Sobre este período, diz-nos ainda o germanista João Barrento, O que Meyer-Clason fez na Lisboa entre a primavera marcelista e o período pós-PREC poucos o fizeram: chega a Lisboa e em pouco tempo muda a paisagem cultural de uma Cidade meio adormecida e espartilhada pela censura de uma ditadura disfarçada, isolada e já descrente de si mesma. E fá-lo entrando pela porta da esquerda, de uma esquerda certamente não coesa, marcada por tonalidades que os Diários espelham, e que vão da mais ortodoxa à mais festiva. Mas também abrindo portas que o regime normalmente fechava, trazendo ao seu Instituto figuras, alemãs e não só, que só aí poderiam ser vistas e ouvidas, fazendo germinar sementes que o terreno estéril da ditadura não conhecia.

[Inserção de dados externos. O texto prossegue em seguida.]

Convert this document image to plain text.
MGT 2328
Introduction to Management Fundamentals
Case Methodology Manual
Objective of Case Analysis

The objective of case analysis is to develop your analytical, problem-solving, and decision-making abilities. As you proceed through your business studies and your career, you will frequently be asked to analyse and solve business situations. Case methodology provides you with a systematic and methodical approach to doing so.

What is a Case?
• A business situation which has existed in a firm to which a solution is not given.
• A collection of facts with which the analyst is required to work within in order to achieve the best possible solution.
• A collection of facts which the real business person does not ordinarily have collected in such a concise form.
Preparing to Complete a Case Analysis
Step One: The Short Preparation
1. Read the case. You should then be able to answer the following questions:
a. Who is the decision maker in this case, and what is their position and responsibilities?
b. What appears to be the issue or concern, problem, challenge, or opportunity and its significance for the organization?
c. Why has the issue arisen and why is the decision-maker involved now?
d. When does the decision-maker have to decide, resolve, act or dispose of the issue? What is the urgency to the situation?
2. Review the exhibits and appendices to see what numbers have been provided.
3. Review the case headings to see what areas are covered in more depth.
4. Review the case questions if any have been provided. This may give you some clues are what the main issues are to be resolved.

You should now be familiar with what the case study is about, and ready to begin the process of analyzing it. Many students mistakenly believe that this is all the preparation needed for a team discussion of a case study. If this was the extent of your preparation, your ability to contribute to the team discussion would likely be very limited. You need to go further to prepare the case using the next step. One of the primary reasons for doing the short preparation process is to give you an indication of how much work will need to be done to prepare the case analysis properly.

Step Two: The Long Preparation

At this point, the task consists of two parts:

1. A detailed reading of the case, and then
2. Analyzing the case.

Aí, no Goethe desses anos, como escrevi algures, podiam pensar-se coisas que cá fora eram impensáveis.

Por sua vez, Rui Esteves salienta que recordar Curt-Meyer Clason é recordar um homem singular. Um escritor singular. E assinala: Saliento escritor, de que os Diários Portugueses são a prova. Aí encontra-se condensada uma visão de Portugal, uma visão de estrangeiro (amigo e estrangeirado), um olhar atento sobre a sociedade, as mentalidades e a cultura portuguesas. Um retrato de uma experiência de vivência (em forma diarística, com recorte literário e reflexão constante) da fase do fim da ditadura. Um livro de sagacidade mordaz, mas repleto de humor. Certeiro, muito atento e tremendamente bem escrito. E político. Um livro político. Mas terno também. Um livro que traz consigo a singularidade de uma visão do mundo (Weltanschauung), pelo olhar de um homem de causas, firme, que sabia o que queria.

De várias maneiras podemos afirmar que estas memórias são, antes mais, uma reflexão sobre a Europa, e aqui vale a pena lembrar que têm muito a ver com as teses de Eduardo Lourenço, que acaba de nos deixar, constituindo acima de tudo um ponto alto para nos conhecermos melhor como povo e como nação, através de um Outro que nos quis compreender da melhor maneira, e que o conseguiu, levando-nos a também nos conhecermos melhor, o que é sempre conveniente para nos melhorarmos.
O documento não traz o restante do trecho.